Terminology

malte_schuenemann · ‎03-15-2024

Terminology

Let’s make you familiar with the most important terminology:

In IBM Cloud Object Storage, a bucket is a kind of container. Buckets are not nested, that is, a COS bucket doesn’t contain other buckets.
Data is stored as COS objects. Object names can include slashes so that the naming often resembles a UNIX file system structure. However, unlike a file system, COS objects have no hierarchy.

Configuration

As a first step, you must set up access to the Cloud. With current levels of IBM Db2 for Linux, UNIX, and Windows, you can use the Amazon S3 API to work with the cloud object store (COS). A Db2 instance works with a COS instance using the following resources:

A keystore to keep access data for the COS account
Account credentials for the COS instance

You can use a local keystore, or a centralized keystore. For Cloud access, the Amazon S3 API appears to become a standard. IBM Db2 for Linux, UNIX, and Windows allows the use of this API, but for authentication using the S3 API, you must create a key pair consisting of an access key and a secret key. This key pair is known as HMAC credential. The procedure to create an HMAC credential is well documented.

Cloud Access

For a local keystore, configure the Db2 instance with location and keystore type:

db2 update dbm cfg using keystore_location <path of keystore file>
db2 update dbm cfg using keystore_type pkcs12

Restart the Db2 instance to activate the change.

The next step is to catalog the cloud storage location using the following command:

db2 catalog storage access alias <alias name> \
    vendor s3 \
    server ... \
    user ... \
    password ... \
    [container <COS bucket name> [object <object name>]]

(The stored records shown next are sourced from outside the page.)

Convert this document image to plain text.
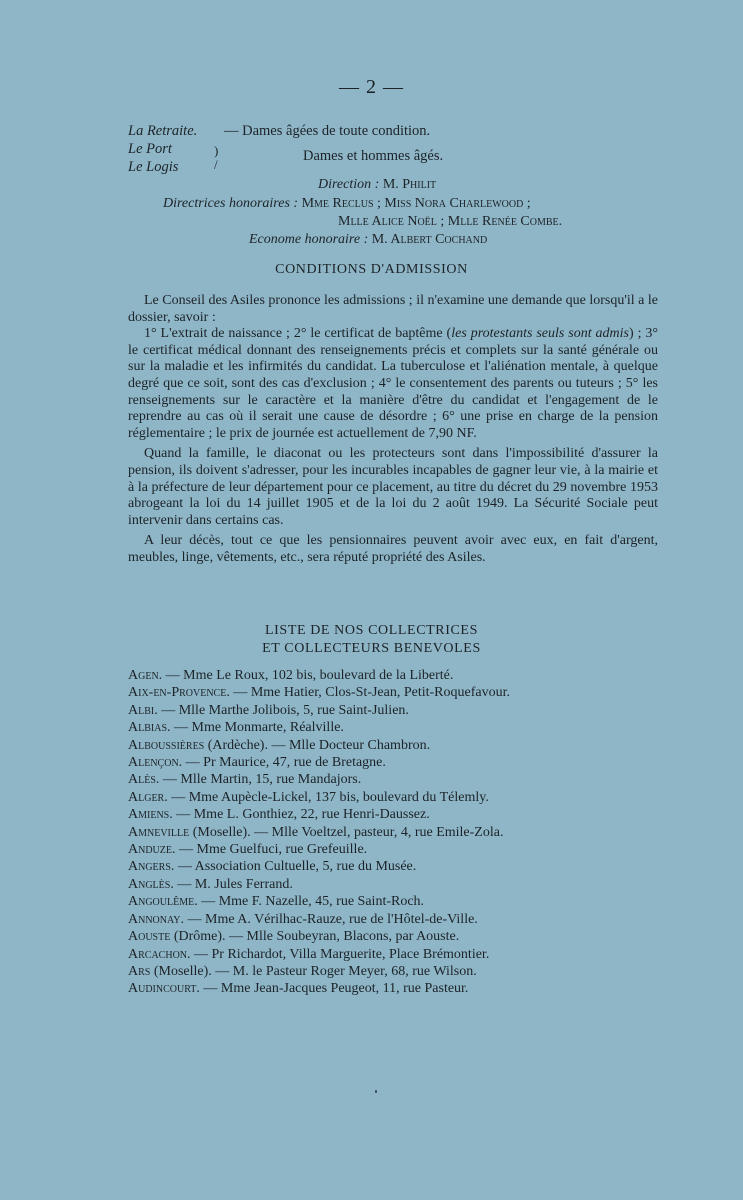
— 2 —
La Retraite. — Dames âgées de toute condition.
Le Port	)
Le Logis	/
Dames et hommes âgés.
Direction : M. Philit
Directrices honoraires : Mme Reclus ; Miss Nora Charlewood ;
Mlle Alice Noël ; Mlle Renée Combe.
Econome honoraire : M. Albert Cochand
CONDITIONS D'ADMISSION

Le Conseil des Asiles prononce les admissions ; il n'examine une demande que lorsqu'il a le dossier, savoir :

1° L'extrait de naissance ; 2° le certificat de baptême (les protestants seuls sont admis) ; 3° le certificat médical donnant des renseignements précis et complets sur la santé générale ou sur la maladie et les infirmités du candidat. La tuberculose et l'aliénation mentale, à quelque degré que ce soit, sont des cas d'exclusion ; 4° le consentement des parents ou tuteurs ; 5° les renseignements sur le caractère et la manière d'être du candidat et l'engagement de le reprendre au cas où il serait une cause de désordre ; 6° une prise en charge de la pension réglementaire ; le prix de journée est actuellement de 7,90 NF.

Quand la famille, le diaconat ou les protecteurs sont dans l'impossibilité d'assurer la pension, ils doivent s'adresser, pour les incurables incapables de gagner leur vie, à la mairie et à la préfecture de leur département pour ce placement, au titre du décret du 29 novembre 1953 abrogeant la loi du 14 juillet 1905 et de la loi du 2 août 1949. La Sécurité Sociale peut intervenir dans certains cas.

A leur décès, tout ce que les pensionnaires peuvent avoir avec eux, en fait d'argent, meubles, linge, vêtements, etc., sera réputé propriété des Asiles.

LISTE DE NOS COLLECTRICES
ET COLLECTEURS BENEVOLES
Agen. — Mme Le Roux, 102 bis, boulevard de la Liberté.
Aix-en-Provence. — Mme Hatier, Clos-St-Jean, Petit-Roquefavour.
Albi. — Mlle Marthe Jolibois, 5, rue Saint-Julien.
Albias. — Mme Monmarte, Réalville.
Alboussières (Ardèche). — Mlle Docteur Chambron.
Alençon. — Pr Maurice, 47, rue de Bretagne.
Alès. — Mlle Martin, 15, rue Mandajors.
Alger. — Mme Aupècle-Lickel, 137 bis, boulevard du Télemly.
Amiens. — Mme L. Gonthiez, 22, rue Henri-Daussez.
Amneville (Moselle). — Mlle Voeltzel, pasteur, 4, rue Emile-Zola.
Anduze. — Mme Guelfuci, rue Grefeuille.
Angers. — Association Cultuelle, 5, rue du Musée.
Anglès. — M. Jules Ferrand.
Angoulême. — Mme F. Nazelle, 45, rue Saint-Roch.
Annonay. — Mme A. Vérilhac-Rauze, rue de l'Hôtel-de-Ville.
Aouste (Drôme). — Mlle Soubeyran, Blacons, par Aouste.
Arcachon. — Pr Richardot, Villa Marguerite, Place Brémontier.
Ars (Moselle). — M. le Pasteur Roger Meyer, 68, rue Wilson.
Audincourt. — Mme Jean-Jacques Peugeot, 11, rue Pasteur.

To run this command, you can use an alias name of your choice. The required connection data consists of the remote location (the server entry) and the credentials (user/password). You can get this data by listing the HMAC credentials for your COS instance. List available service keys using the following command:

ibmcloud resource service-keys

Use the key name of the HMAC credential that you created and run the following:

ibmcloud resource service-key <key name>

Under cos_hmac_keys, the items access_key_id and secret_access_key indicate the entries for user and password. The entry listed as endpoints is a URL containing a list of possible server locations. Use one of the addresses listed to specify the server parameter.

With the catalog storage access command, you define an alias that is used to refer to the COS objects. The optional parameters container and object allow you to specify a COS bucket and a prefix for object names as part of the alias. In the next section, I’ll show you why these parameters can be beneficial.

Location Identifiers

Now that you have created the alias, you will also need to know how to use it in the Db2 context to access a COS location.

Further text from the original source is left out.